Den Anlass, die Sicherheit der jüdischen Einrichtungen zu überprüfen, hatte der antisemitische Terroranschlag im Jahr 2019 geliefert, bei dem der ­Täter versucht hatte, an Yom Kippur die Tür der Synagoge in Halle aufzusprengen, um die Jüdinnen und Juden im Inneren des Gebäudes zu ermorden. In seinem Bekennerschreiben wird deutlich, dass der Täter an antisemitische Verschwörungsmythen glaubt. Auch auf den Demonstrationen der »Coronarebellen« verbreiten Redner häufig solche Ansichten. Im Juli merkte Rias dazu an: »Das antisemitische Grundmuster – die Vorstellung einer geheimen, reichen Gruppe, die die Welt beherrscht und die Menschen ins Unglück stoßen will – ist auf den Coronademos weit verbreitet und kann leicht in expliziten Antisemitismus umschlagen.« Der Auftritt des Kriminalhauptkommissars sei deswegen in mehrfacher Hinsicht besorgniserregend.

So sieht es auch Rebecca Seidler, die Vorsitzende der Liberalen Jüdischen Gemeinde Hannover.
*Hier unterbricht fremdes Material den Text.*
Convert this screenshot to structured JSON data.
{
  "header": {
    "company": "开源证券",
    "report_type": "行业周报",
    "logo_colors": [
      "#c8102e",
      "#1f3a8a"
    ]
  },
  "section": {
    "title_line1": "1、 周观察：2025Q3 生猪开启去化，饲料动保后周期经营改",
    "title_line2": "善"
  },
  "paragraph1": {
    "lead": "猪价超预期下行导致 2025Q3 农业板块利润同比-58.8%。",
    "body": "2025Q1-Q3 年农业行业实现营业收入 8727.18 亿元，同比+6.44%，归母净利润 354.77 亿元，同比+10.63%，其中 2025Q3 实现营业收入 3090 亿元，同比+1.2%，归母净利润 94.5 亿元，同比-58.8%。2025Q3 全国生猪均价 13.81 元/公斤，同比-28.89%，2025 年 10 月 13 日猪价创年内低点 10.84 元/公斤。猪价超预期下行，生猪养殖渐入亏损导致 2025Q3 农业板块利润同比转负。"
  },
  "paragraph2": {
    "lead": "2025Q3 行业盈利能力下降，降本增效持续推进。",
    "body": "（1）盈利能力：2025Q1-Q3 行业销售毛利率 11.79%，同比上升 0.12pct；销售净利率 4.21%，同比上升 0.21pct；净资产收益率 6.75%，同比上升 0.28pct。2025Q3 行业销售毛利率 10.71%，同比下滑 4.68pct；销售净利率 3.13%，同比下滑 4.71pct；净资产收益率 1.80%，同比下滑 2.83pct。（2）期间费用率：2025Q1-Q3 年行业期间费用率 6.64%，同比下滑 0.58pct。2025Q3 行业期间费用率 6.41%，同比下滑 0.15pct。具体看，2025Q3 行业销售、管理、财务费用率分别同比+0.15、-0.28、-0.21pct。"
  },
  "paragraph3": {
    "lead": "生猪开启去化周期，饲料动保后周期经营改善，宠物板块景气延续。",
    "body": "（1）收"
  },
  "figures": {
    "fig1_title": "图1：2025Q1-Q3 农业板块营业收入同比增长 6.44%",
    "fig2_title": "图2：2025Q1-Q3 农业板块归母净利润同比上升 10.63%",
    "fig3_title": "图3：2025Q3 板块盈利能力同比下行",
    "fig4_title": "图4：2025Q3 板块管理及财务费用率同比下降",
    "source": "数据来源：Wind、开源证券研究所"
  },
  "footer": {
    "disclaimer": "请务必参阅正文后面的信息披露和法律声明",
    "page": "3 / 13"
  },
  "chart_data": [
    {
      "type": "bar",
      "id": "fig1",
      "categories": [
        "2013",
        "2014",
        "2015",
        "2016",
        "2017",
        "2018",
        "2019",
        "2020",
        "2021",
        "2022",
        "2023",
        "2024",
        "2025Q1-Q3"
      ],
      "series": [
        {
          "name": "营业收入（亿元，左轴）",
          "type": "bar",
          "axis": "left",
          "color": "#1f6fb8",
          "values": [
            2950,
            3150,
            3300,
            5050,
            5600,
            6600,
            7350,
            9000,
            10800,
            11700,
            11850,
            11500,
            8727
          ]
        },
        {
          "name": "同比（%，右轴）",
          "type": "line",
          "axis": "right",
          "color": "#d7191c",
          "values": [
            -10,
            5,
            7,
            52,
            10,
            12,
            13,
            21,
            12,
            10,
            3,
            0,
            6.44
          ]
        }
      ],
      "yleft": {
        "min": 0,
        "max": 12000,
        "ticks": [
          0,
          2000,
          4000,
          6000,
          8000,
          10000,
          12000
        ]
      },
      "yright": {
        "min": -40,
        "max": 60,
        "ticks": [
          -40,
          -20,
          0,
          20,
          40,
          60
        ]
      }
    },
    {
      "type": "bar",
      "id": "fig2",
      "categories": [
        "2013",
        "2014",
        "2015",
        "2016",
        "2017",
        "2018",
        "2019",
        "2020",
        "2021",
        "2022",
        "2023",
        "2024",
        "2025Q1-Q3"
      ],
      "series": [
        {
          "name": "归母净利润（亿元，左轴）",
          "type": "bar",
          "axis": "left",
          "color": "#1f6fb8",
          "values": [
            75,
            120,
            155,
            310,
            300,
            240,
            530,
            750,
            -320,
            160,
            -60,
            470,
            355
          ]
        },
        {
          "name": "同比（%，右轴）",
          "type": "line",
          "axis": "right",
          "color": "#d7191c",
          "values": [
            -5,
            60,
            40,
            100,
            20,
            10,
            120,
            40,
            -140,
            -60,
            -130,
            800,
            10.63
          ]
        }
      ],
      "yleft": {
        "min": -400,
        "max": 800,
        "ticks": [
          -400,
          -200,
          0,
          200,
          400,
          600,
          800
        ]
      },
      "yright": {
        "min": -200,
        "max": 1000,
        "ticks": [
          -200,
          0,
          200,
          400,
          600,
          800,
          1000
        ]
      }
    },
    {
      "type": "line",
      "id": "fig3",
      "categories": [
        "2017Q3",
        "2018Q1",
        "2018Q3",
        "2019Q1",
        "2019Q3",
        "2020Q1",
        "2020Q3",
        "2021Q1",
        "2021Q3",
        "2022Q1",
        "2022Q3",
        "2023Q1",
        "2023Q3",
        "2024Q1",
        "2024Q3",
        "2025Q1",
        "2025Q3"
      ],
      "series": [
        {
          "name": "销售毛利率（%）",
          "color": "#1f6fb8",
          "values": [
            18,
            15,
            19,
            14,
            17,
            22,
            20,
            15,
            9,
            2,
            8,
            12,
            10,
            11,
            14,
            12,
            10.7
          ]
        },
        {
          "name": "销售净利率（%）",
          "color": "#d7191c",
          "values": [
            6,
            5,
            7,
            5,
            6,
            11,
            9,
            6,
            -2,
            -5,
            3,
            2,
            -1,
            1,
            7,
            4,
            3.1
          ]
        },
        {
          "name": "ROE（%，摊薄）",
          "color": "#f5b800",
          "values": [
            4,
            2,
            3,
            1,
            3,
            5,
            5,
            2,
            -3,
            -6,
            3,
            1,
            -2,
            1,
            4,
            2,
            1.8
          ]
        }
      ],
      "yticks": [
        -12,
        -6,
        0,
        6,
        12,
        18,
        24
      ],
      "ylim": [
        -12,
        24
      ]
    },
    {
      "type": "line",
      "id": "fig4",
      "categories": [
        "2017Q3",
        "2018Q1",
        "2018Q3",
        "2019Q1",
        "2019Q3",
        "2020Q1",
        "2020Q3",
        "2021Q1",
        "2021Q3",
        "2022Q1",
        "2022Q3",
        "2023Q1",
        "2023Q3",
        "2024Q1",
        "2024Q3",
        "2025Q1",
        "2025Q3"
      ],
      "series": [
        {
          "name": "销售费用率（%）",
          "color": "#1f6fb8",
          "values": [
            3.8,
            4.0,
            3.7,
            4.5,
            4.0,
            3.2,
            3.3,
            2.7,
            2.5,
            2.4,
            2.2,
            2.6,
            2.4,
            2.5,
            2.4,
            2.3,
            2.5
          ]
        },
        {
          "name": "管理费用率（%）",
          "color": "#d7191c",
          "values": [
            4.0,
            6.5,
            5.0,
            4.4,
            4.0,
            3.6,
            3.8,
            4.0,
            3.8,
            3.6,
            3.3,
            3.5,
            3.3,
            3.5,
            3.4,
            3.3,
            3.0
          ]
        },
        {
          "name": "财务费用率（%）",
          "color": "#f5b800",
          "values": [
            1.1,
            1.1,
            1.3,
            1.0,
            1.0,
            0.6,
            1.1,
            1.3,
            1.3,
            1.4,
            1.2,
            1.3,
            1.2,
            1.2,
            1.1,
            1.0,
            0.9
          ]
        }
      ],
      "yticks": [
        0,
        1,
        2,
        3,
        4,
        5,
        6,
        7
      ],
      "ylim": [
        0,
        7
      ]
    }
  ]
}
Der Süddeutschen Zeitung sagte sie, sie habe Fritsch ­damals die Synagoge und die Kindertagesstätte der Gemeinde sowie die möglichen Sicherheitslücken gezeigt. Nun bestehe die Sorge, dass solch ­sensibles Detailwissen bei einem Mann liege, »der sich in Kreisen von Verschwörungstheoretikern bewegt, bei denen auch antisemitische Erzählungen verbreitet sind«.